Conviction isn’t loud or forced.
It lives in what you have internally decided—and no longer needs debating.
Many capable, ethical coaches underprice while fully knowing their work creates meaningful change. They’ve watched clients make clearer decisions, hold stronger boundaries, increase income, or step into leadership in ways that didn’t exist before the work.
And still, pricing hesitates.
That hesitation doesn’t come from lack of care or capability.
It comes from an unclaimed belief about the role your work plays in those outcomes.
When results are treated as shared, circumstantial, or overly dependent on client effort, conviction stays partial. The work is meaningful, but its impact remains unnamed. Valuable, but not fully claimed.
Pricing reflects that incompleteness.
Fees stay flexible.
Numbers feel adjustable.
The price carries a tone of accommodation rather than leadership.
Conviction shifts the relationship.
When conviction is present, your pricing becomes an expression of stewardship—to the work, to the client, and to the business itself.

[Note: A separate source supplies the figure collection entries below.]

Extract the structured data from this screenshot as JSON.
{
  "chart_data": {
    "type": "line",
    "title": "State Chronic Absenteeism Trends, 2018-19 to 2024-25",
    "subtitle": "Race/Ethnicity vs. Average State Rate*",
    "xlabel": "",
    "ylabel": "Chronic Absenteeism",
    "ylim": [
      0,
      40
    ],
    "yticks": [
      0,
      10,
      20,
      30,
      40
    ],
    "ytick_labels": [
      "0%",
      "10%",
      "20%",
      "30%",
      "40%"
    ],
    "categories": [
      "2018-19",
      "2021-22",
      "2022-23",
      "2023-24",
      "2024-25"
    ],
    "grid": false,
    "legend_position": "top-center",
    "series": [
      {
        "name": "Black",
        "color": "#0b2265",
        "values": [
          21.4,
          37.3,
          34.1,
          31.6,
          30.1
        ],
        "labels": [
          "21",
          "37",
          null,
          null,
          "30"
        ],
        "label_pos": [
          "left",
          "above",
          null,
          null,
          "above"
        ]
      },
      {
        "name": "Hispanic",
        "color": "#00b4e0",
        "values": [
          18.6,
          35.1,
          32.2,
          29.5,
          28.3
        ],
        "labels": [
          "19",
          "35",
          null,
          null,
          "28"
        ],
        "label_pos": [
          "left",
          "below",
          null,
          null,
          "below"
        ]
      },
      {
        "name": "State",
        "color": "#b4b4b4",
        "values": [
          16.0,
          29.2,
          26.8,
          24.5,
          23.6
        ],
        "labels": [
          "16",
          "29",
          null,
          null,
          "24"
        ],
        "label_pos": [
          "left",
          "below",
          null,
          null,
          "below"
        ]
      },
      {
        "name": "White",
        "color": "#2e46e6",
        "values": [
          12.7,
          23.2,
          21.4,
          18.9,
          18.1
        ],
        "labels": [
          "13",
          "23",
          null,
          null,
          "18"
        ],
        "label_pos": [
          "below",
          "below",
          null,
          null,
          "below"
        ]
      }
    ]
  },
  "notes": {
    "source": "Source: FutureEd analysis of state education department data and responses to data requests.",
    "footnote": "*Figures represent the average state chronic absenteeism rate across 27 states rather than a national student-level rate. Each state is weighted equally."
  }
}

Your fee signals the level of engagement required for real change, not as a barrier, but as a container.
This is where a money-feminist lens matters.
Underpricing has long been framed as generosity, care, or service—especially for women.
But chronic underpricing doesn’t create equity.
It creates depletion.
It keeps women’s labor negotiable and their expertise emotionally discounted.
Conviction interrupts that pattern.
It allows a coach to say, internally and externally:
This work matters.
This level of care requires sustainability.
This exchange honors both parties.
Conviction is what lets value be held without negotiation.
The number settles.
The conversation simplifies.
The work is received with the seriousness it deserves.
This isn’t about charging more for image or status. It’s about coherence between what you know your work does and what you are willing to stand behind.
When conviction lands, pricing follows—not through force, but through alignment.
And alignment is where money stops being a struggle and starts being your champion.
Ready to move forward?
Coaching Questions for You:
- Where have I seen consistent transformation in my clients that I haven’t fully claimed as the result of my work?
- What belief about money, worth, or responsibility might still be softening the way I price?
- What price would I choose if I stopped negotiating the value of my work?